Cette recension a été publiée dans le numéro de printemps de Politique étrangère (n°3/2018). Rémy Hémez propose une analyse de l’ouvrage de Patrick Maurus, Les trois Corées (Hémisphères Éditions, 2018, 192 pages).

Patrick Maurus est l’un des plus fins connaisseurs de la Corée en France. Il a voyagé à de nombreuses reprises en Corée du Nord et s’interroge dans cet ouvrage sur « la Corée », en étudiant ses trois divisions actuelles : Corée du Sud, du Nord, et chinoise, tout en éclairant leurs interactions.

Concernant la Corée du Sud, l’auteur met d’abord en relief sa formation à partir de la fin de la Seconde Guerre mondiale. Il revient notamment sur la « cécité historique » du Sud sur la période d’occupation japonaise (non-dits quant à la collaboration, entre autres). Le « miracle » économique du pays est bien entendu évoqué : lorsque le général Park Chung-Hee arrive au pouvoir en 1961, son pays a un produit intérieur brut (PIB) équivalent à celui du Mali. Enfin, sont passées en revue les « cicatrices » de la Corée du Sud : du soulèvement de Gwangju avec sa répression sanglante (1980) au désastre du naufrage du ferry Sewol (16 avril 2014).

Patrick Maurus déplace ensuite sa réflexion vers la Corée du Nord. Il souligne la difficulté à parler de ce pays : ce qui en est dit relève de « la fusion constante du récit et de la fiction, du fictif et du fictionnel ». La trajectoire économique du Nord est décrite : développement jusqu’aux années 1970, puis épuisement progressif dans des travaux improductifs. Les intempéries de 1995 mettent finalement le pays à genoux, mais il ne s’effondre pas et se mue en un gigantesque marché noir. Puis l’auteur explique ce qui a permis, selon lui, le rebond de la Corée du Nord avec, en particulier, une relative ouverture commerciale permettant la mise en place de « marchés libres ». Il insiste aussi sur une réforme institutionnelle, officialisée en mai 2016, qu’il estime majeure. Le régime est désormais tricéphale : Parti des travailleurs (une enveloppe vide), armée (rentrée dans ses casernes) et – nouveauté – un cabinet ministériel à la tête des ministères que Kim Jong-Un considérait comme irréformables. Ce cabinet est géré par des gens formés à l’étranger ou des professionnels.

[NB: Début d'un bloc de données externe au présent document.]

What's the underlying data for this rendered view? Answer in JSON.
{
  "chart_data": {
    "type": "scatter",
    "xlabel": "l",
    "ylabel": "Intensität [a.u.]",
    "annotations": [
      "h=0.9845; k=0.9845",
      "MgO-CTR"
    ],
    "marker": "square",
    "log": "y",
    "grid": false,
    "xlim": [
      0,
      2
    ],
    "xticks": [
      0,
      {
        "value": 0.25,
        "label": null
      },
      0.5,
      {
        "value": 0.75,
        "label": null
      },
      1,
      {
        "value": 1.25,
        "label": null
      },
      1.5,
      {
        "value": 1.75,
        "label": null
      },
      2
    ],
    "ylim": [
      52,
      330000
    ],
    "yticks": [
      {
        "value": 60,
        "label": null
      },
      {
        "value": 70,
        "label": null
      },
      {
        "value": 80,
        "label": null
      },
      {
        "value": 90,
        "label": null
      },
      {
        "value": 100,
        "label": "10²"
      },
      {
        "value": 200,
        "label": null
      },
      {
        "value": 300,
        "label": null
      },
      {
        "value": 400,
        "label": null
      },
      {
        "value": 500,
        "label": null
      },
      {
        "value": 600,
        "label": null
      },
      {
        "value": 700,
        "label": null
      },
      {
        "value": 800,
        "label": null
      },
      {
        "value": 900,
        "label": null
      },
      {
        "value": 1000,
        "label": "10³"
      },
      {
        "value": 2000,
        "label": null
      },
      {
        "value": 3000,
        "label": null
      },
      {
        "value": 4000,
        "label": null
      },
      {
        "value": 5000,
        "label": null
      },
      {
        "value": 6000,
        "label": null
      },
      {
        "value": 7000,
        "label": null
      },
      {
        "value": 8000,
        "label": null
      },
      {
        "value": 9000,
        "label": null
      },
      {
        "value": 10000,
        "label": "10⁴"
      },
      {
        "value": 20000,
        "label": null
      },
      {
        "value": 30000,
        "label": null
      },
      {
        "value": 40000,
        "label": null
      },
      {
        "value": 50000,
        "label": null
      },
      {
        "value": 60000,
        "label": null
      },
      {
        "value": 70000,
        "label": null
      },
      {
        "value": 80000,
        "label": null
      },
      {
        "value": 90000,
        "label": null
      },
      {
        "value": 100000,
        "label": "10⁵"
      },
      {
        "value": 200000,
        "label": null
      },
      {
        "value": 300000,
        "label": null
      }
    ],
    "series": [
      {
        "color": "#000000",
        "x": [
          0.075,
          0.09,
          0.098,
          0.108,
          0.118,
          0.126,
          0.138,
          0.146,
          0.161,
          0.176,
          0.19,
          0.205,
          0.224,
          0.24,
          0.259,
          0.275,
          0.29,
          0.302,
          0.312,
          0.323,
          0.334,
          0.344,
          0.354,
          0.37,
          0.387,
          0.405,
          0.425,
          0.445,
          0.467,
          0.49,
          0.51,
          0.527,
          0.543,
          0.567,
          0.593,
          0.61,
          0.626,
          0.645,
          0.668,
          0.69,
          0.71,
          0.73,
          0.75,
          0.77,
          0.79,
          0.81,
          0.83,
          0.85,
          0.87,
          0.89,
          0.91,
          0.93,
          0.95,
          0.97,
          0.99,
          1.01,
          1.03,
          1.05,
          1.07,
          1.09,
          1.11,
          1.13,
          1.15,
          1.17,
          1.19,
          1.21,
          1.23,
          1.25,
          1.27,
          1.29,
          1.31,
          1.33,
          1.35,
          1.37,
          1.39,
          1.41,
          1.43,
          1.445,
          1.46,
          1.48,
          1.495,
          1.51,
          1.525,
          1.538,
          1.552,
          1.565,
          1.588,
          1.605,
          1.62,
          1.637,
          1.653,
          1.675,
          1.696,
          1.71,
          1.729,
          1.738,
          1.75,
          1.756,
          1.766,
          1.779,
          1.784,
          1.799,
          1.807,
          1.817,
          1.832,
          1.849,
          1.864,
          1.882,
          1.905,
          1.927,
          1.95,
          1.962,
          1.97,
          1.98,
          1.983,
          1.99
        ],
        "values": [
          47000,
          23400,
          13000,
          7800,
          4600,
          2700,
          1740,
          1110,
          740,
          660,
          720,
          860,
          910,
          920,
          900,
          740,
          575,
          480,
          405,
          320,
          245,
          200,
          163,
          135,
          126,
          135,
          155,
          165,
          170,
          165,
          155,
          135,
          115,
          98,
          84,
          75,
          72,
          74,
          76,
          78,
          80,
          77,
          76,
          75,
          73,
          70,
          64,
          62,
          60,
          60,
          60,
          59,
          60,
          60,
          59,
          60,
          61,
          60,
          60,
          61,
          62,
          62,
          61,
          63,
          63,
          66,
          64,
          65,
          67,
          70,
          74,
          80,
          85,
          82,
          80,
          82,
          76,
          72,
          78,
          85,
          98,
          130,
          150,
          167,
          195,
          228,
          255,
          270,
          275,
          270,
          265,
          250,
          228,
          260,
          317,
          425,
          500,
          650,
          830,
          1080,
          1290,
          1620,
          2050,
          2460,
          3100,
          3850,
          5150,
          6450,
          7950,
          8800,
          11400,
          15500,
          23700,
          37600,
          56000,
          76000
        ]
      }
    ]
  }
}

Vient enfin une partie consacrée à la « troisième Corée » – la partie désormais chinoise de la Corée. Bien entendu, il n’y a actuellement que deux États coréens reconnus à l’Organisation des Nations unies. Mais au début de notre ère, le royaume coréen de Koguryo occupait le nord de la péninsule et une bonne moitié de la Mandchourie actuelle (provinces du Liaoning, du Jilin et du Heilongjiang). Aujourd’hui, une partie des deux millions de personnes qui constituent la minorité coréenne de Chine réside dans le district autonome de Yanbian. Ce dernier est pourtant dominé par les Hans, les Coréens ayant massivement émigré vers la Corée du Sud. Les dirigeants nord et sud-coréens n’évoquent jamais cette « troisième Corée », qui pourrait pourtant, selon l’auteur, jouer un rôle majeur pour le désenclavement de la péninsule, la normalisation des relations et le décollage économique du Nord. L’auteur insiste sur le projet de gazoduc Sibérie-Corée du Sud, qu’il juge susceptible d’œuvrer à un rapprochement de facto, et de bouleverser la géopolitique mondiale.

Dans ce livre érudit, Patrick Maurus montre sa connaissance intérieure des « trois Corées ». Même si certains passages peuvent être discutés, cet ouvrage est important pour tous ceux qui s’intéressent à la Corée et à l’Asie du Nord-Est : il offre une voix différente et a le mérite d’ébranler certains clichés, tout en participant à la compréhension d’une situation complexe.